Bau der Burg vers 1850–1861 (≈ 1856)
Initiiert von Prosper Morange, abgeschlossen von Frappier de Montbenoît
années 1860
Zuckerabfall
Zuckerabfall années 1860 (≈ 1860)
Wechsel der Berufung des Feldes
1926–1929
Inhaftierung von Abdelkrim al-Khattabi
Inhaftierung von Abdelkrim al-Khattabi 1926–1929 (≈ 1928)

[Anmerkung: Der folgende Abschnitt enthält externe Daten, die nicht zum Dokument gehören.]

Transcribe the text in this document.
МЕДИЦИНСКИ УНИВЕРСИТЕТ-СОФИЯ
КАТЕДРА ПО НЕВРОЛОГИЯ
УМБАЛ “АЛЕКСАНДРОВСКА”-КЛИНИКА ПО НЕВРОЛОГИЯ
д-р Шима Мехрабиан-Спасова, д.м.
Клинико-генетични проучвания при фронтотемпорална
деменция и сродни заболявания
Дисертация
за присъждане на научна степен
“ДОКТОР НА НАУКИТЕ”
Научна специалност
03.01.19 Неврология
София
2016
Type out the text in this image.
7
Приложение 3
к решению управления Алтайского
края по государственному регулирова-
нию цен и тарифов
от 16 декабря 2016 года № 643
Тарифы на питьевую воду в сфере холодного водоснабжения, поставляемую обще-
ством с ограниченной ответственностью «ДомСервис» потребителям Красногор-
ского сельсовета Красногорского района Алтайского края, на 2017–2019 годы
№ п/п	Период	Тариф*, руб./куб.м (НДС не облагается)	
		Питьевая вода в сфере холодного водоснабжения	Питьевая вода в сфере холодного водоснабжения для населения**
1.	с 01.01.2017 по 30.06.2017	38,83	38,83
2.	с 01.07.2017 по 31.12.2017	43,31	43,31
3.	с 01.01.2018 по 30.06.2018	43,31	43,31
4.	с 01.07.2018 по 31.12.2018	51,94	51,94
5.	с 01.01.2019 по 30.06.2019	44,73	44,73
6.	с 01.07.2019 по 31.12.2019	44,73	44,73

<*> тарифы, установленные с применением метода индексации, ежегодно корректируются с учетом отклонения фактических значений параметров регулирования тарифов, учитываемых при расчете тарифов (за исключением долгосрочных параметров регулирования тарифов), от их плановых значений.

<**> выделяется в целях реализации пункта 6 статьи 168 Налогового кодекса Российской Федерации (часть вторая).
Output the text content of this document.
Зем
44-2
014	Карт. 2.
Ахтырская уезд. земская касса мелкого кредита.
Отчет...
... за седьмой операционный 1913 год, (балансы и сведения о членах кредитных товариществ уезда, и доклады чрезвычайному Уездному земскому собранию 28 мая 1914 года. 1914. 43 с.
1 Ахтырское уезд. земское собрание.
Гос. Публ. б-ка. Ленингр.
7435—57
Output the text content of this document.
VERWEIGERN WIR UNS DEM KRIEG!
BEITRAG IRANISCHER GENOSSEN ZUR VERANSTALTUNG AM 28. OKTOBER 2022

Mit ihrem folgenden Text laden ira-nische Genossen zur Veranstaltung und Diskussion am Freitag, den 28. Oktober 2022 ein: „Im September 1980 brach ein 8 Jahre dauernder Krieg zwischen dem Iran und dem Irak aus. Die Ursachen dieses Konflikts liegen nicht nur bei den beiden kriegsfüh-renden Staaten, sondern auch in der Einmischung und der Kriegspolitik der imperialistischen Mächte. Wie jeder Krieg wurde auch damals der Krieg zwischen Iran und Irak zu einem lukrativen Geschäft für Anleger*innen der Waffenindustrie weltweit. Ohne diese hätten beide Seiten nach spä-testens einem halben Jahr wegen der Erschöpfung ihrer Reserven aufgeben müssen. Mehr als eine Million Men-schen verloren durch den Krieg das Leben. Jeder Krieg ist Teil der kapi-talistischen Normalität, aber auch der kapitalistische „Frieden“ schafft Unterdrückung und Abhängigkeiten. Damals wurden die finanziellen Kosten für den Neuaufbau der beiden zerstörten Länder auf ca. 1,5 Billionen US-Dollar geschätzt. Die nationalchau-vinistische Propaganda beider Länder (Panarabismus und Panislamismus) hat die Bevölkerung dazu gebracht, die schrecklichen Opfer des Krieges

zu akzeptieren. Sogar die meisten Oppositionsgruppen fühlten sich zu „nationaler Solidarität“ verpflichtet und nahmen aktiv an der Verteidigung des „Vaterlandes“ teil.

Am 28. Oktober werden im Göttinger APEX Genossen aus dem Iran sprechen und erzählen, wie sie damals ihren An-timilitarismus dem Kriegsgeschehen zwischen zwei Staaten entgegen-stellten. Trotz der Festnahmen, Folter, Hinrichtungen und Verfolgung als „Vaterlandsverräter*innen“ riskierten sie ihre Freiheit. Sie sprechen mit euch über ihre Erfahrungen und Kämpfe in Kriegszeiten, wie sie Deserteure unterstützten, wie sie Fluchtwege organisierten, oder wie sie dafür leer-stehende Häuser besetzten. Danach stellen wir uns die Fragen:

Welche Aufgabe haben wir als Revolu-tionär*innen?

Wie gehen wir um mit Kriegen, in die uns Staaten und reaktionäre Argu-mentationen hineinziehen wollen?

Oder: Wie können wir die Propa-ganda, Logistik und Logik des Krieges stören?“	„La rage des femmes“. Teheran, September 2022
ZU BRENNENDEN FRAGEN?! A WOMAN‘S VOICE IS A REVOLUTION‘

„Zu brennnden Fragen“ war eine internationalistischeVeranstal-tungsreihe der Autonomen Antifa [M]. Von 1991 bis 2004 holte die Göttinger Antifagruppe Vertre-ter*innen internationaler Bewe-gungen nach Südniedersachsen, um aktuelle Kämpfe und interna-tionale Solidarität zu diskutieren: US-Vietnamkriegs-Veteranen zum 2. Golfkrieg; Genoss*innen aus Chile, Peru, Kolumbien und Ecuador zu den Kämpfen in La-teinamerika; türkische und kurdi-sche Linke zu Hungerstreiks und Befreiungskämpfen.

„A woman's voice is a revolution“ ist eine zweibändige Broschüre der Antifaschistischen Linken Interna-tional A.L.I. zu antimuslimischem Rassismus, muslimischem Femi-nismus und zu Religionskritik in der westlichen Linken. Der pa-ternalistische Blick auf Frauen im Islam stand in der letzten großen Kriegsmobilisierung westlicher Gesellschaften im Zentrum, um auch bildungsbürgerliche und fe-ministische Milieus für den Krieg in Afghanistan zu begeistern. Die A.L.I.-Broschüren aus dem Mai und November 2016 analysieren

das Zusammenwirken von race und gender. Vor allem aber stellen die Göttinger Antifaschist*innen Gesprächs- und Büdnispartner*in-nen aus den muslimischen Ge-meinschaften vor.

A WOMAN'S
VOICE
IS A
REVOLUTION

Marokkanische politische Exil gehostet
13 décembre 2010
Historisches Denkmal
Historisches Denkmal 13 décembre 2010 (≈ 2010)
Gesamtschutz der Domain
Aujourd'hui
Aujourd'hui
Aujourd'hui Aujourd'hui (≈ 2025)
Position de référence.
Kulturgüter
Das Schloss in seiner Gesamtheit, seine Terrasse und Park, seine Nebengebäude und Zäune (Feld DM 107) sowie das Grundstück DM 106: Inschrift bis zum 13. Dezember 2010
Kennzahlen
Prosper Morange - Sponsor
Bauinitiator um 1850
Victor Frappier de Montbenoît - Architekt
Fertigstellung der Pläne 1861
Abdelkrim al-Khattabi - Politische Gefangene
Marokkanischer Exil inhaftiert (1926–1929)
Ursprung und Geschichte
Morange Castle ist ein emblematisches Gebäude von Saint-Denis, auf der Insel La Réunion, gebaut im 3. Quartal des 19. Jahrhunderts (ca 1850–61). Initiiert von Prosper Morange und von Unternehmer F. Chatel, dann Architekt Victor Frappier de Montbenoît, verkörpert er den architektonischen Höhepunkt der Réunion Zuckerbourgeoisie. Das neoklassizistische Schloss liegt am Doret Boulevard (Nachbarschaft der Camelias) und ist inspiriert von den luxuriösen Häusern der Zeit, wie dem Léon-Dierx Museum oder der Lauratet Residenz, mit seinen Lava- und Ziegelhäusern, einer Terrasse und kreisförmigen Galerien.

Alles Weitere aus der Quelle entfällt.